Punktem przerzutowym była portiernia przy głównej bramie kopalni, gdzie dilerzy zostawiali paczki z narkotykiem. - Z ustaleń śledztwa wynika, że pracownicy portierni nie wiedzieli, co jest w paczkach. Nie wykluczamy jednak, że w proceder było zaangażowanych więcej osób z kopalni. Sprawdzamy też, skąd pochodziły i do kogo trafiały rozprowadzane w zakładzie narkotyki - powiedział rzecznik katowickiej policji, podkom. Jacek Pytel.
Nad tą sprawą policjanci z wydziału antynarkotykowego pracowali od kilku tygodni. Śledztwo wszczęto na podstawie informacji operacyjnych. Pytel nie skomentował informacji, że ich źródłem było anonimowe doniesienie, przekazane na specjalny telefon zaufania dla górników, uruchomiony w styczniu przez Wyższy Urząd Górniczy.

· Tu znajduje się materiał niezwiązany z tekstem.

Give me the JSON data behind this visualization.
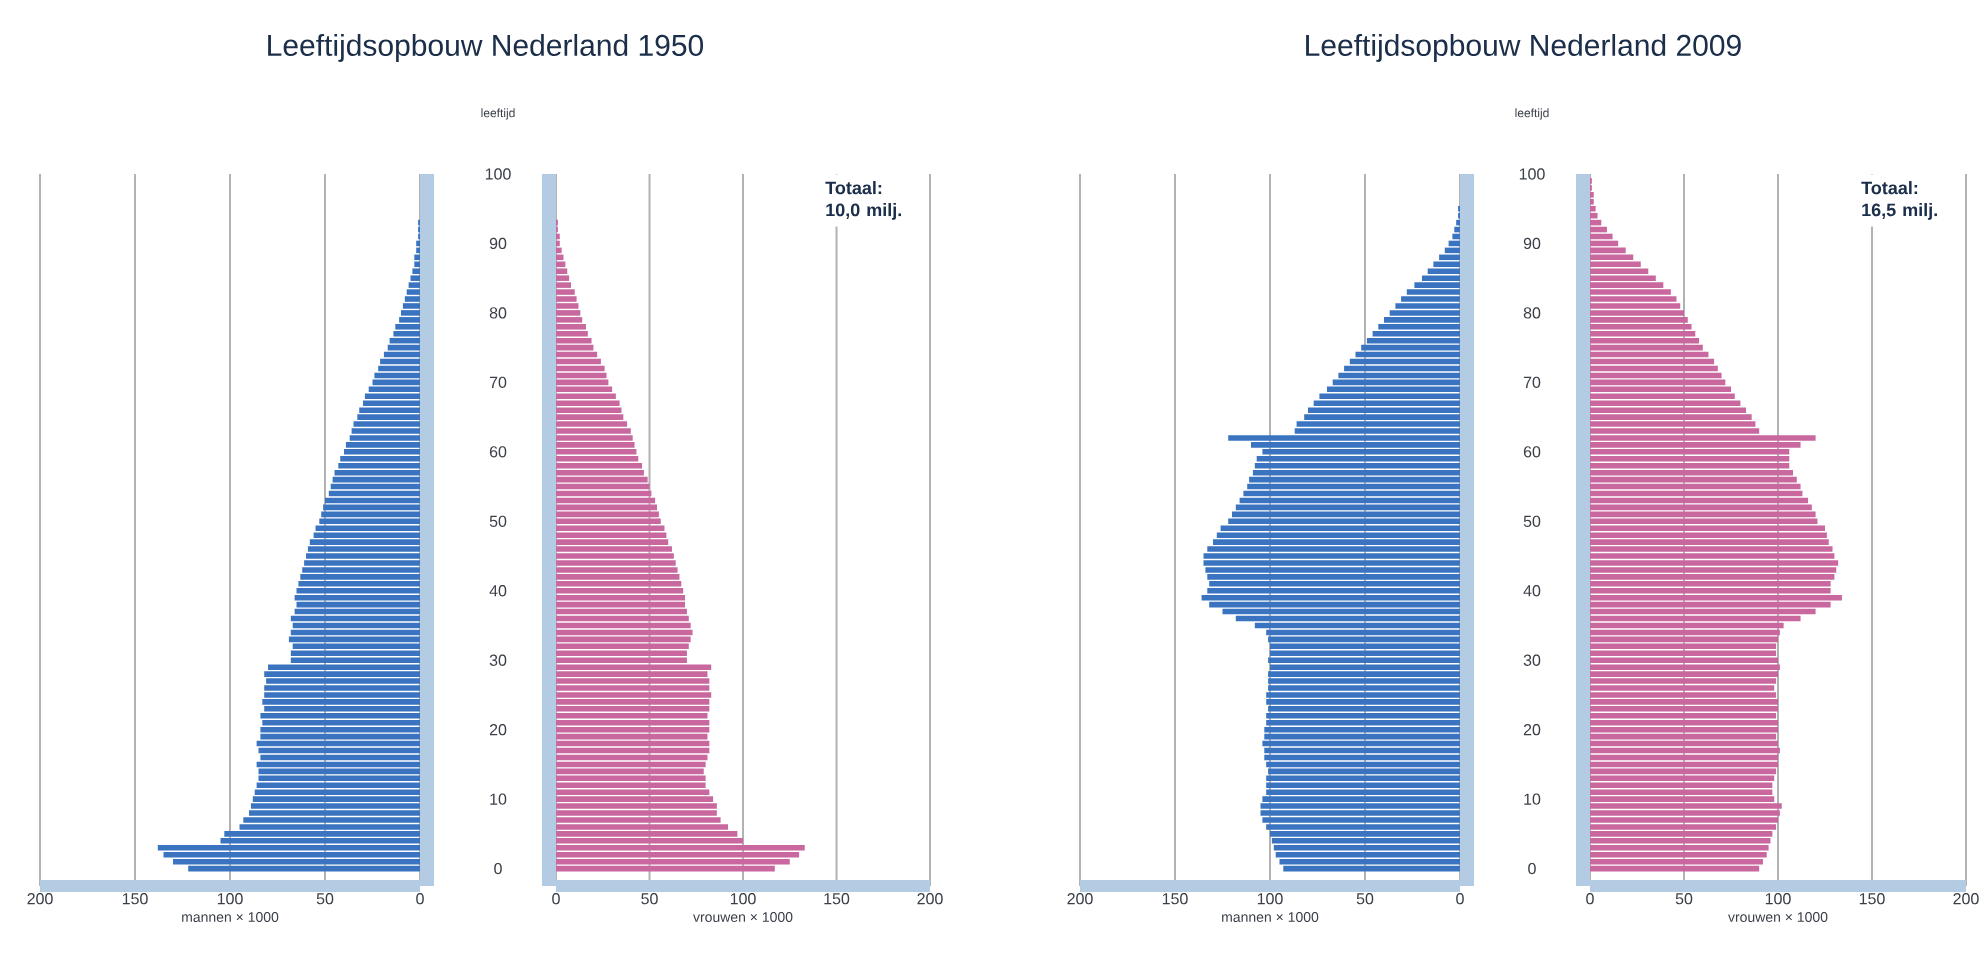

W ostatnich tygodniach policjanci gromadzili informacje o podejrzanych oraz dowody ich przestępczej działalności. Obserwacja potwierdziła, że na teren kopalni wprowadzane są narkotyki. Metoda ich dostarczania nie była wyrafinowana - górnicy korzystali z uprzejmości portierów, zostawiając przy bramie paczki "dla znajomego". W ten sam sposób odbierali później w kopertach pieniądze za dostarczony narkotyk.
Współpraca z policją
Podkom. Pytel podkreślił dobrą współpracę w tej sprawie między policjantami a dyrekcją kopalni i Katowickim Holdingiem Węglowym (KHW), do którego należy zakład. Ocenił, że pomogło to w gromadzeniu dowodów i ostatecznym rozbiciu szajki.
Rzecznik KHW, Wojciech Jaros, podkreślił, że w takich przypadkach współpraca z policją to nie tylko obowiązek, ale także właściwie pojęty interes pracodawcy. - Kiedy mamy do czynienia z działalnością przestępczą, jej ukrócenie jest we wspólnym interesie wszystkich - ocenił rzecznik.
Przedstawiciele holdingu zaznaczają, że należy odróżnić przestępczy proceder, jakim jest rozprowadzanie narkotyków, od zjawiska używania środków odurzających przez górników w czasie pracy. W ocenie KHW, skala tego problemu nie jest duża, niemniej pojawiły się sygnały, skłaniające kopalniane służby do podjęcia stosownych działań.
Jak powiedział Jaros, holding już dużo wcześniej kupił narkotesty dla wszystkich kopalń. Umieszczono je w punktach opatrunkowych, znajdujących się przy szybach, z których korzystają górnicy zjeżdżając na dół. Procedura stosowana w przypadkach podejrzeń, że górnik może być pod wpływem środków odurzających, jest taka sama, jak wobec osób pod wpływem alkoholu - muszą być natychmiast odsunięte od pracy i przebadane. Gdy podejrzenia się potwierdzają, konsekwencją są sankcje dyscyplinarne.
Zatrzymani w ostatnich dniach w kopalni "Wujek" handlarze to mężczyźni w wieku od 28 do 35 lat, mieszkańcy Katowic oraz okolic Zawiercia. Czterej z nich to pracownicy kopalni. Przy zatrzymaniu znaleziono u nich 50 gramów marihuany. Wszyscy trafili do policyjnego aresztu. Grozi im do ośmiu lat więzienia.